Tati's script settles into a small boarding house in Edinburgh, where the two sleep in separate rooms and Alice sponges ever so daintily off the illusionist (the film never makes it clear whether he is in love with or simply tolerant of her). He scrapes by in yet another dingy theater while in the boarding house the last vestiges of vaudeville - a ventriloquist on his last legs, a suicidal clown - run out their endgame. For her part, in stylish new outfits and a distinctly chic haircut, Alice blooms into just the sort of urbanite who looked askance at her when she first came to town, but seems to be blind to the illusionist himself.

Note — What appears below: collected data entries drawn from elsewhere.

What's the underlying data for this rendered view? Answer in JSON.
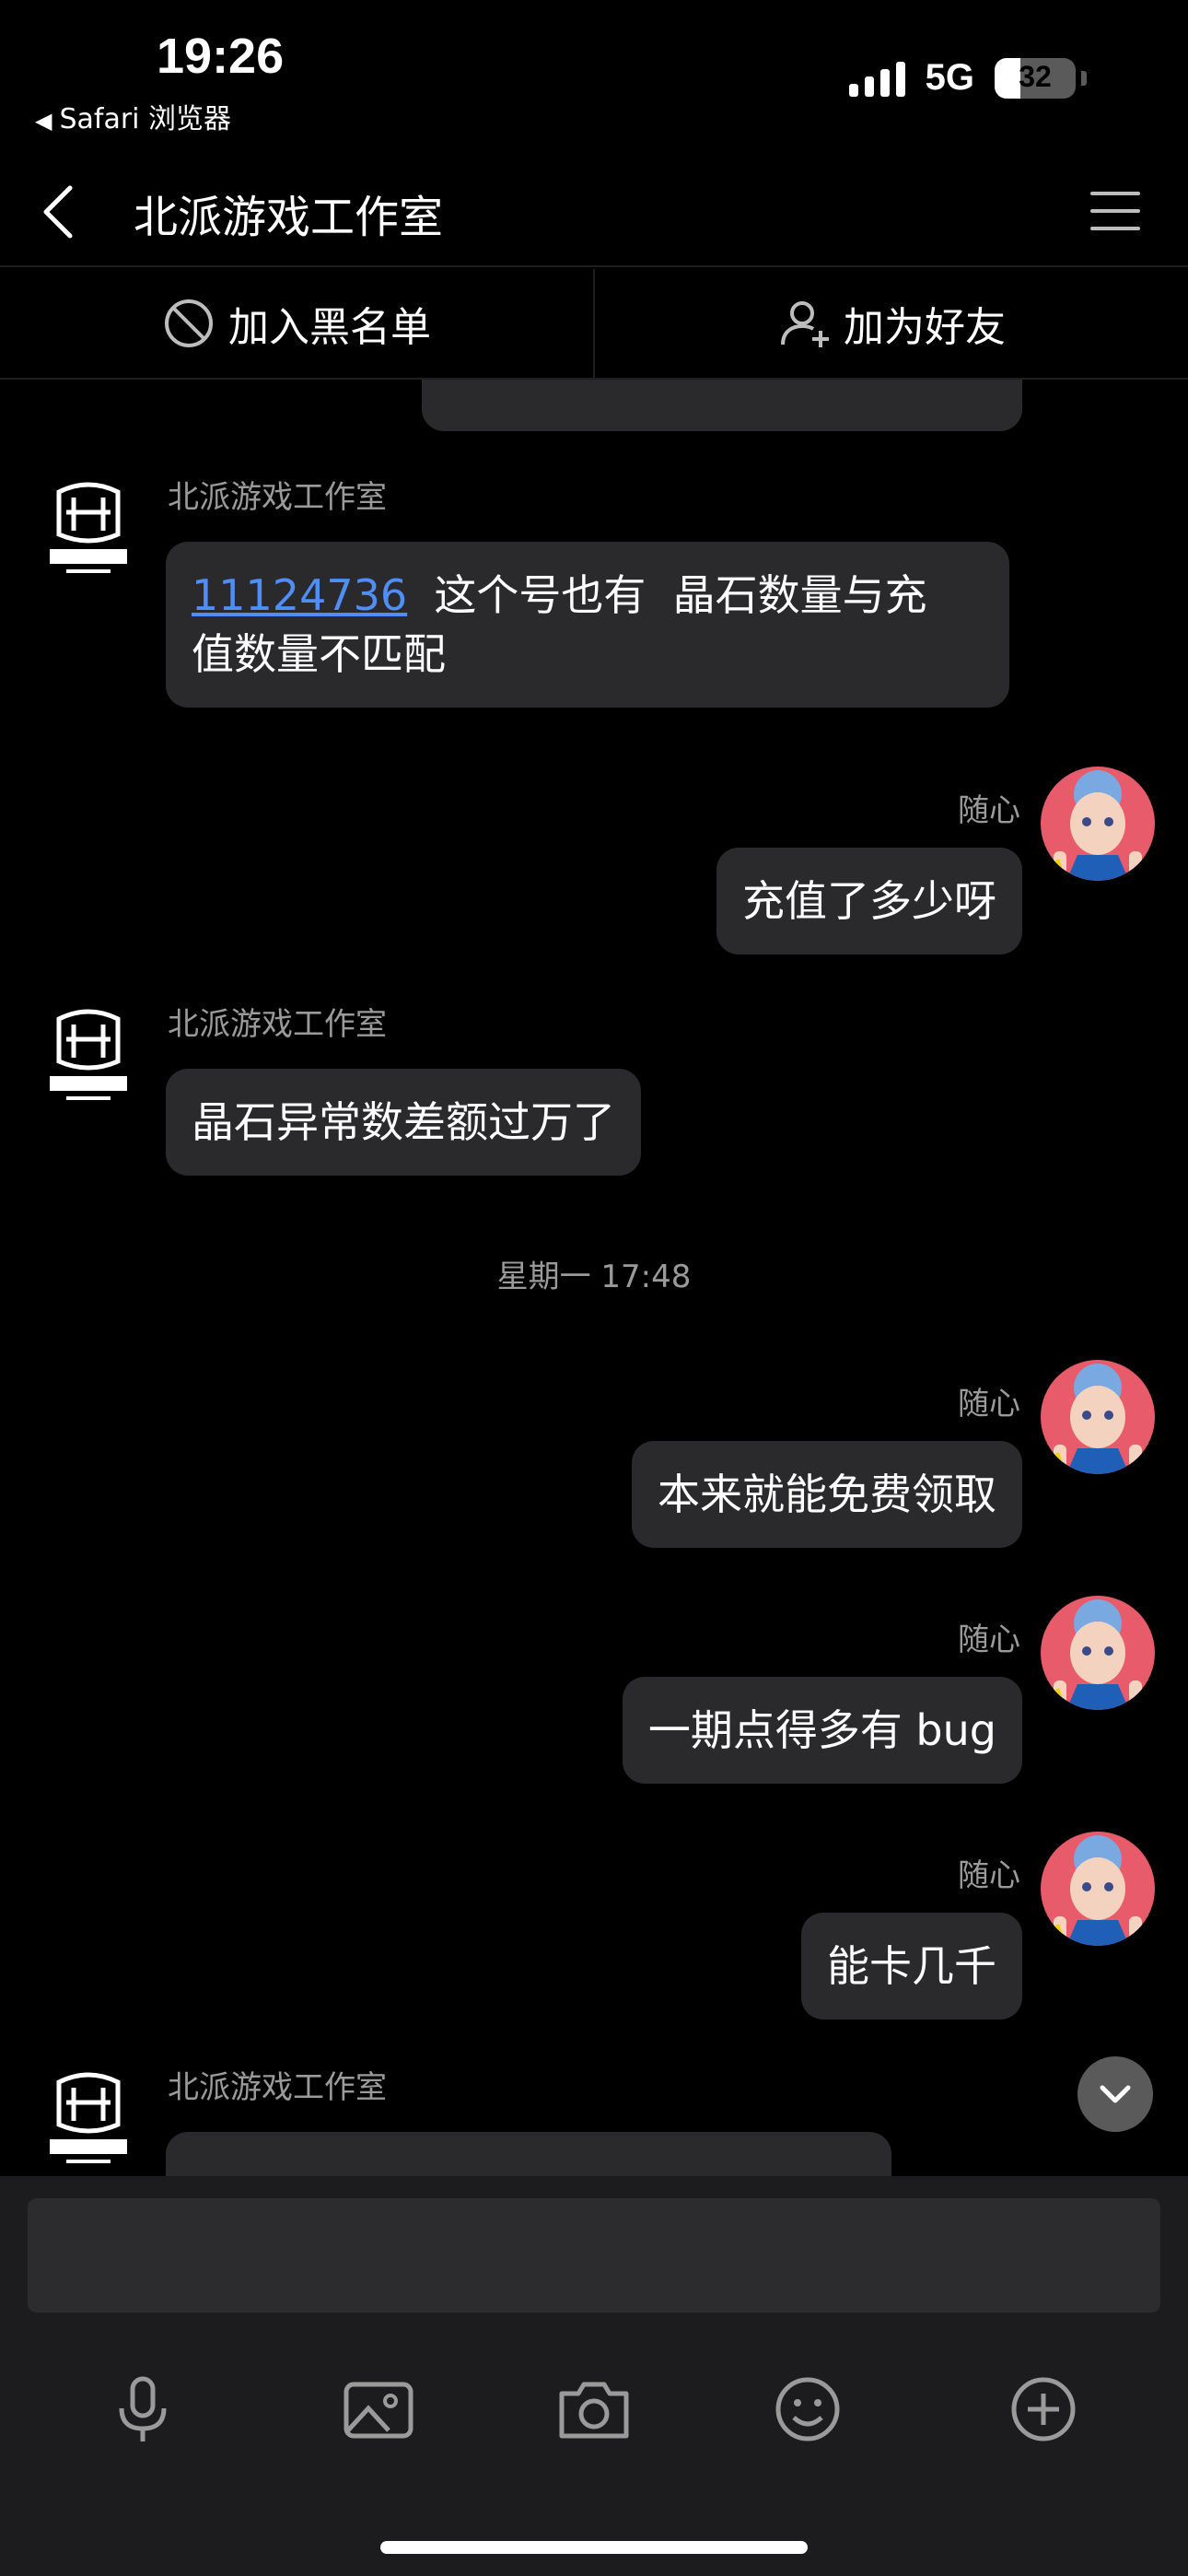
{
  "status_bar": {
    "time": "19:26",
    "back_app": "Safari 浏览器",
    "network": "5G",
    "battery": "32",
    "battery_level": 0.32
  },
  "nav": {
    "title": "北派游戏工作室"
  },
  "actions": {
    "blacklist": "加入黑名单",
    "add_friend": "加为好友"
  },
  "messages": [
    {
      "side": "left",
      "sender": "北派游戏工作室",
      "link": "11124736",
      "text_line1_rest": "  这个号也有  晶石数量与充",
      "text_line2": "值数量不匹配"
    },
    {
      "side": "right",
      "sender": "随心",
      "text": "充值了多少呀"
    },
    {
      "side": "left",
      "sender": "北派游戏工作室",
      "text": "晶石异常数差额过万了"
    },
    {
      "type": "timestamp",
      "text": "星期一 17:48"
    },
    {
      "side": "right",
      "sender": "随心",
      "text": "本来就能免费领取"
    },
    {
      "side": "right",
      "sender": "随心",
      "text": "一期点得多有 bug"
    },
    {
      "side": "right",
      "sender": "随心",
      "text": "能卡几千"
    },
    {
      "side": "left",
      "sender": "北派游戏工作室"
    }
  ],
  "colors": {
    "background": "#000000",
    "bubble": "#2a2a2c",
    "link": "#4f8ef7",
    "meta_text": "#9a9a9a",
    "composer": "#1c1c1e"
  },
  "icons": {
    "nav_back": "chevron-left-icon",
    "nav_menu": "menu-icon",
    "blacklist": "block-icon",
    "add_friend": "add-user-icon",
    "scroll_down": "chevron-down-icon",
    "voice": "microphone-icon",
    "image": "image-icon",
    "camera": "camera-icon",
    "emoji": "emoji-icon",
    "more": "plus-circle-icon"
  }
}
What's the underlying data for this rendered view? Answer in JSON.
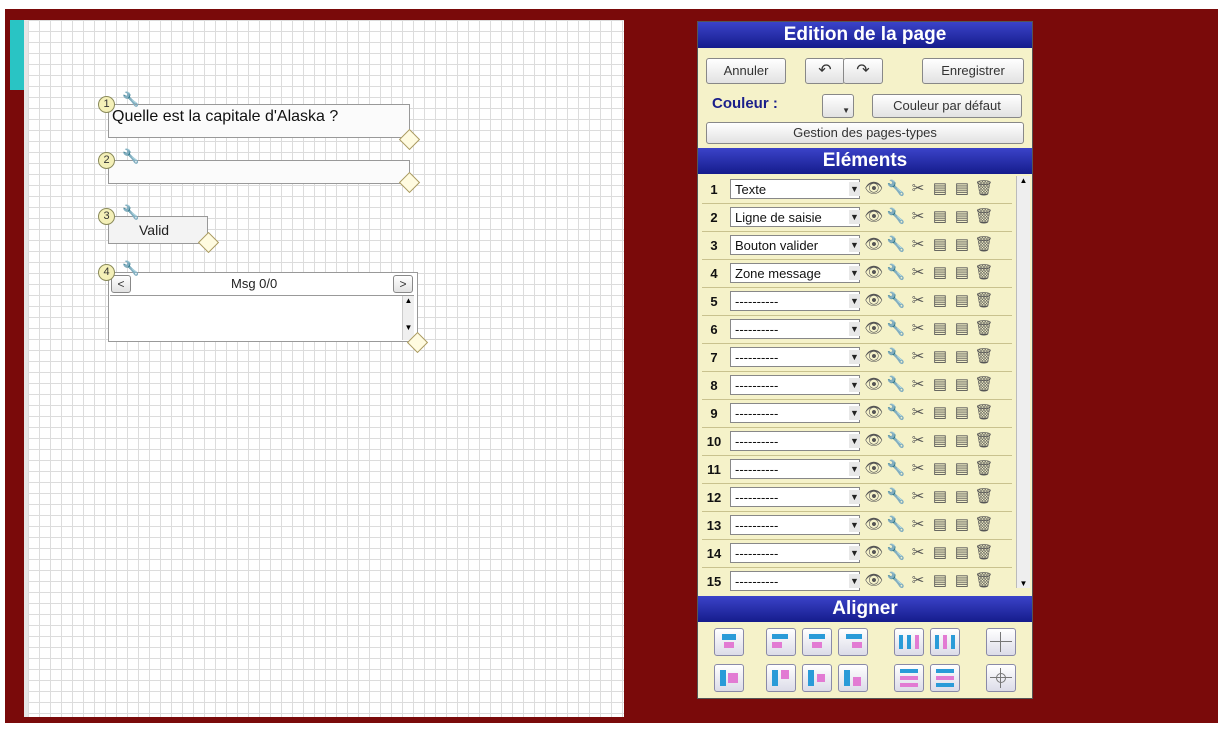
{
  "canvas": {
    "elements": [
      {
        "num": "1",
        "text": "Quelle est la capitale d'Alaska ?"
      },
      {
        "num": "2",
        "text": ""
      },
      {
        "num": "3",
        "text": "Valid"
      },
      {
        "num": "4",
        "prev": "<",
        "next": ">",
        "label": "Msg 0/0"
      }
    ]
  },
  "panel": {
    "edition_title": "Edition de la page",
    "cancel_label": "Annuler",
    "undo_icon": "undo-icon",
    "redo_icon": "redo-icon",
    "save_label": "Enregistrer",
    "color_label": "Couleur :",
    "default_color_label": "Couleur par défaut",
    "page_types_label": "Gestion des pages-types",
    "elements_title": "Eléments",
    "align_title": "Aligner",
    "rows": [
      {
        "num": "1",
        "type": "Texte"
      },
      {
        "num": "2",
        "type": "Ligne de saisie"
      },
      {
        "num": "3",
        "type": "Bouton valider"
      },
      {
        "num": "4",
        "type": "Zone message"
      },
      {
        "num": "5",
        "type": "----------"
      },
      {
        "num": "6",
        "type": "----------"
      },
      {
        "num": "7",
        "type": "----------"
      },
      {
        "num": "8",
        "type": "----------"
      },
      {
        "num": "9",
        "type": "----------"
      },
      {
        "num": "10",
        "type": "----------"
      },
      {
        "num": "11",
        "type": "----------"
      },
      {
        "num": "12",
        "type": "----------"
      },
      {
        "num": "13",
        "type": "----------"
      },
      {
        "num": "14",
        "type": "----------"
      },
      {
        "num": "15",
        "type": "----------"
      }
    ]
  },
  "colors": {
    "background": "#7a0a0a",
    "header": "#1d25a0",
    "panel": "#f5f2c9",
    "accent": "#29c4c4"
  }
}
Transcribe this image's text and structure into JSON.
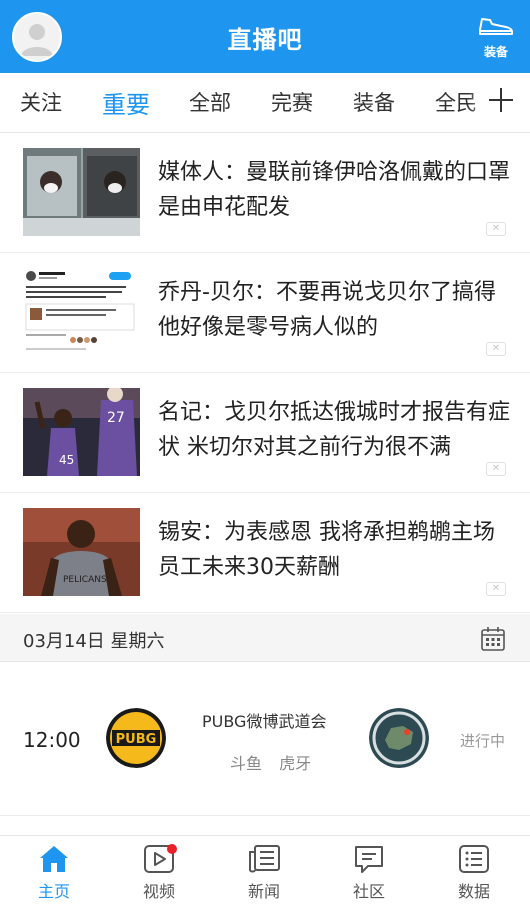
{
  "header": {
    "title": "直播吧",
    "right_button_label": "装备",
    "brand_color": "#1e96f0"
  },
  "tabs": [
    {
      "label": "关注",
      "active": false
    },
    {
      "label": "重要",
      "active": true
    },
    {
      "label": "全部",
      "active": false
    },
    {
      "label": "完赛",
      "active": false
    },
    {
      "label": "装备",
      "active": false
    },
    {
      "label": "全民",
      "active": false
    }
  ],
  "news": [
    {
      "title": "媒体人：曼联前锋伊哈洛佩戴的口罩是由申花配发",
      "thumb_icon": "masked-player-photo"
    },
    {
      "title": "乔丹-贝尔：不要再说戈贝尔了搞得他好像是零号病人似的",
      "thumb_icon": "tweet-screenshot"
    },
    {
      "title": "名记：戈贝尔抵达俄城时才报告有症状 米切尔对其之前行为很不满",
      "thumb_icon": "jazz-players-photo"
    },
    {
      "title": "锡安：为表感恩 我将承担鹈鹕主场员工未来30天薪酬",
      "thumb_icon": "zion-photo"
    }
  ],
  "schedule": {
    "date": "03月14日 星期六",
    "match": {
      "time": "12:00",
      "name": "PUBG微博武道会",
      "platforms": [
        "斗鱼",
        "虎牙"
      ],
      "status": "进行中",
      "left_logo": "pubg-logo",
      "right_logo": "map-logo"
    }
  },
  "bottom_nav": [
    {
      "label": "主页",
      "icon": "home-icon",
      "active": true
    },
    {
      "label": "视频",
      "icon": "video-icon",
      "active": false,
      "badge": true
    },
    {
      "label": "新闻",
      "icon": "news-icon",
      "active": false
    },
    {
      "label": "社区",
      "icon": "community-icon",
      "active": false
    },
    {
      "label": "数据",
      "icon": "data-icon",
      "active": false
    }
  ],
  "close_glyph": "✕"
}
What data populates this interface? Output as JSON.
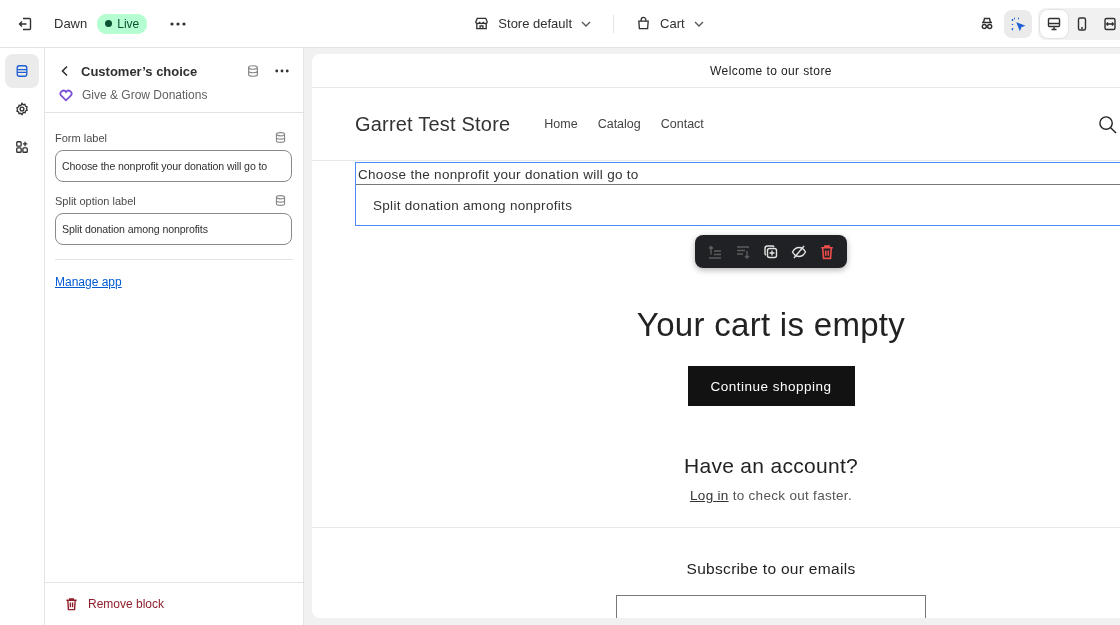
{
  "topbar": {
    "theme": "Dawn",
    "status": {
      "label": "Live",
      "kind": "live"
    },
    "store_selector": "Store default",
    "template_selector": "Cart",
    "inspector": {
      "on": true
    },
    "views": [
      {
        "kind": "desktop",
        "selected": true
      },
      {
        "kind": "mobile",
        "selected": false
      },
      {
        "kind": "fullwidth",
        "selected": false
      }
    ]
  },
  "rail": [
    {
      "kind": "sections",
      "selected": true
    },
    {
      "kind": "settings",
      "selected": false
    },
    {
      "kind": "apps",
      "selected": false
    }
  ],
  "panel": {
    "title": "Customer’s choice",
    "app_name": "Give & Grow Donations",
    "fields": [
      {
        "label": "Form label",
        "value": "Choose the nonprofit your donation will go to"
      },
      {
        "label": "Split option label",
        "value": "Split donation among nonprofits"
      }
    ],
    "link": "Manage app",
    "remove": "Remove block"
  },
  "preview": {
    "announcement": "Welcome to our store",
    "store_name": "Garret Test Store",
    "nav": [
      "Home",
      "Catalog",
      "Contact"
    ],
    "block": {
      "label": "Choose the nonprofit your donation will go to",
      "option": "Split donation among nonprofits",
      "selected": true
    },
    "toolbar": [
      {
        "kind": "move-up",
        "disabled": true
      },
      {
        "kind": "move-down",
        "disabled": true
      },
      {
        "kind": "duplicate",
        "disabled": false
      },
      {
        "kind": "hide",
        "disabled": false
      },
      {
        "kind": "delete",
        "disabled": false
      }
    ],
    "heading": "Your cart is empty",
    "button": "Continue shopping",
    "account_heading": "Have an account?",
    "login_link": "Log in",
    "login_text": "to check out faster.",
    "subscribe": "Subscribe to our emails"
  }
}
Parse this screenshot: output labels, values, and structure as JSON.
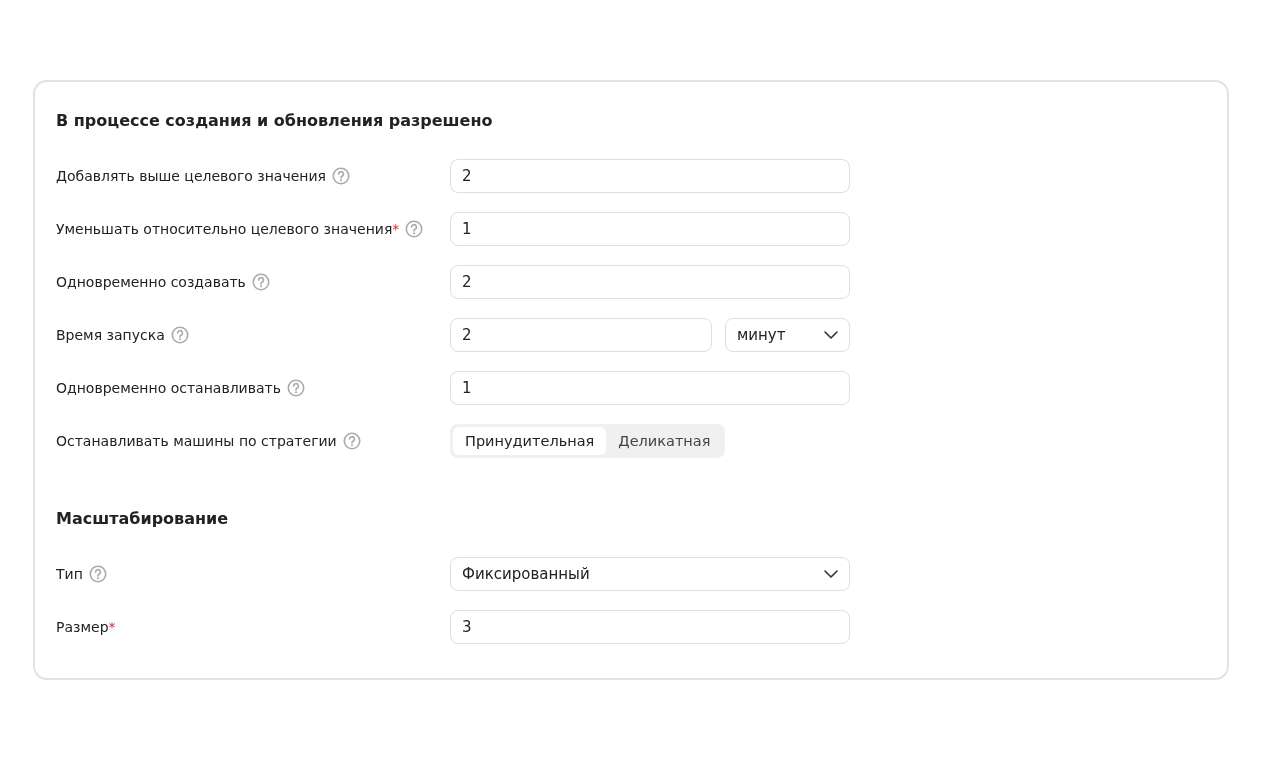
{
  "sections": [
    {
      "title": "В процессе создания и обновления разрешено",
      "fields": [
        {
          "kind": "input",
          "label": "Добавлять выше целевого значения",
          "help": true,
          "value": "2"
        },
        {
          "kind": "input",
          "label": "Уменьшать относительно целевого значения",
          "required_mark": "*",
          "help": true,
          "value": "1"
        },
        {
          "kind": "input",
          "label": "Одновременно создавать",
          "help": true,
          "value": "2"
        },
        {
          "kind": "input-select",
          "label": "Время запуска",
          "help": true,
          "value": "2",
          "unit": "минут"
        },
        {
          "kind": "input",
          "label": "Одновременно останавливать",
          "help": true,
          "value": "1"
        },
        {
          "kind": "segmented",
          "label": "Останавливать машины по стратегии",
          "help": true,
          "options": [
            {
              "label": "Принудительная",
              "selected": true
            },
            {
              "label": "Деликатная",
              "selected": false
            }
          ]
        }
      ]
    },
    {
      "title": "Масштабирование",
      "fields": [
        {
          "kind": "select",
          "label": "Тип",
          "help": true,
          "value": "Фиксированный"
        },
        {
          "kind": "input",
          "label": "Размер",
          "required_mark": "*",
          "help": false,
          "value": "3"
        }
      ]
    }
  ]
}
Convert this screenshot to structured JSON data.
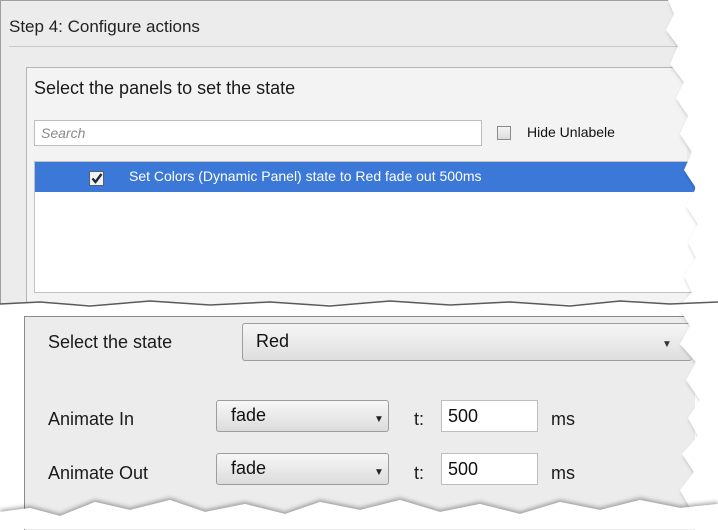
{
  "step": {
    "title": "Step 4: Configure actions"
  },
  "panels": {
    "label": "Select the panels to set the state",
    "search_placeholder": "Search",
    "hide_unlabeled_label": "Hide Unlabele",
    "hide_unlabeled_checked": false,
    "items": [
      {
        "label": "Set Colors (Dynamic Panel) state to Red fade out 500ms",
        "checked": true,
        "selected": true
      }
    ]
  },
  "state": {
    "label": "Select the state",
    "selected": "Red"
  },
  "animate_in": {
    "label": "Animate In",
    "effect": "fade",
    "t_label": "t:",
    "duration": "500",
    "unit": "ms"
  },
  "animate_out": {
    "label": "Animate Out",
    "effect": "fade",
    "t_label": "t:",
    "duration": "500",
    "unit": "ms"
  },
  "colors": {
    "selection": "#3c78d8",
    "panel_bg": "#ececec"
  }
}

Chomet surpasses the anarchic glee of his Triplets of Belleville here, echoing the classic era of mid-century Disney animation with all its quietly-rendered and painstakingly drawn detail. The watercolor tones and slightly-skewed perspectives can't hide the nearly architectural eye for each building and street and tree (this is particularly true for the Edinburgh passages, after which it almost seems like you could find your way around town without a map).
Of course, nothing truly happens. There is no dialogue and only the quietest murmur of conflict. Disappointment and small sly jokes are more the lay of the land, with Chomet evoking not just the classic era of vaudeville with the illusionist's silent gag routines but slipping in visual jokes where possible (even a chip-shop sign only briefly glimpsed contains a tweaked quote from a Monty Python routine).
The Illusionist may be best viewed in the end like a magic trick itself: initially impressive sleight-of-hand that can frustrate once it becomes apparent just how little there might be behind all the smoke and mirrors. But that doesn't mean that for at least a little while, one didn't leave the corporeal world completely behind, particularly once its ending takes wing with a sublime grandeur.